A falha, rastreada como CVE-2026-20230, foi divulgada em 3 de junho de 2026 e recebeu pontuação CVSS 8,6. A Cisco classificou o caso como crítico porque a exploração pode abrir caminho para elevação de privilégios até root.
O problema está na validação inadequada de requisições HTTP específicas. Um invasor remoto e não autenticado pode enviar uma solicitação especialmente criada para fazer o dispositivo processar ações indevidas em nome do servidor.
Segundo a Cisco, uma exploração bem-sucedida pode permitir a gravação de arquivos no sistema operacional subjacente. Esses arquivos poderiam ser usados posteriormente para elevar privilégios e obter controle mais amplo sobre a plataforma.

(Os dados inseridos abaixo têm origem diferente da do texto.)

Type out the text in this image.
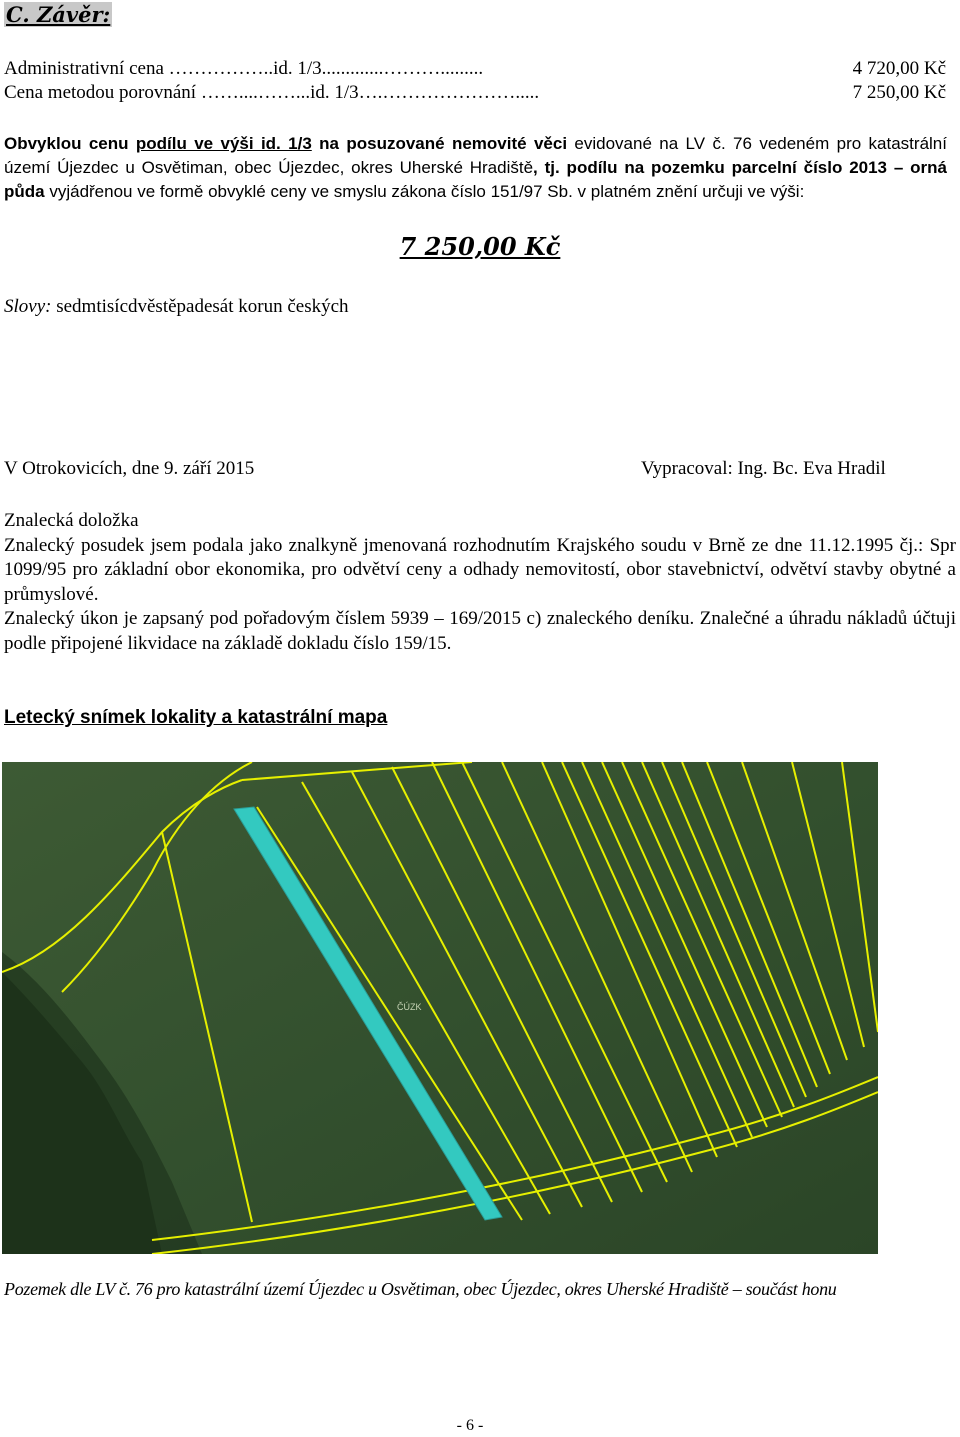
C. Závěr:
Administrativní cena ……………..id. 1/3.............……….........	4 720,00 Kč
Cena metodou porovnání ……....……...id. 1/3….………………….....	7 250,00 Kč
Obvyklou cenu podílu ve výši id. 1/3 na posuzované nemovité věci evidované na LV č. 76 vedeném pro katastrální území Újezdec u Osvětiman, obec Újezdec, okres Uherské Hradiště, tj. podílu na pozemku parcelní číslo 2013 – orná půda vyjádřenou ve formě obvyklé ceny ve smyslu zákona číslo 151/97 Sb. v platném znění určuji ve výši:
7 250,00 Kč
Slovy: sedmtisícdvěstěpadesát korun českých
V Otrokovicích, dne 9. září 2015	Vypracoval: Ing. Bc. Eva Hradil

Znalecká doložka

Znalecký posudek jsem podala jako znalkyně jmenovaná rozhodnutím Krajského soudu v Brně ze dne 11.12.1995 čj.: Spr 1099/95 pro základní obor ekonomika, pro odvětví ceny a odhady nemovitostí, obor stavebnictví, odvětví stavby obytné a průmyslové.

Znalecký úkon je zapsaný pod pořadovým číslem 5939 – 169/2015 c) znaleckého deníku. Znalečné a úhradu nákladů účtuji podle připojené likvidace na základě dokladu číslo 159/15.

Letecký snímek lokality a katastrální mapa
ČÚZK
Pozemek dle LV č. 76 pro katastrální území Újezdec u Osvětiman, obec Újezdec, okres Uherské Hradiště – součást honu
- 6 -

A vulnerabilidade afeta ambientes em que o serviço WebDialer está habilitado. Esse detalhe reduz a exposição padrão, já que o WebDialer vem desativado por padrão, mas organizações que utilizam o recurso devem tratar a atualização como prioridade.
As versões corrigidas incluem o Cisco Unified CM e Unified CM SME 14SU6. Para a linha 15, a correção está prevista no 15SU5, com disponibilidade indicada para setembro de 2026, ou por meio de patch COP específico.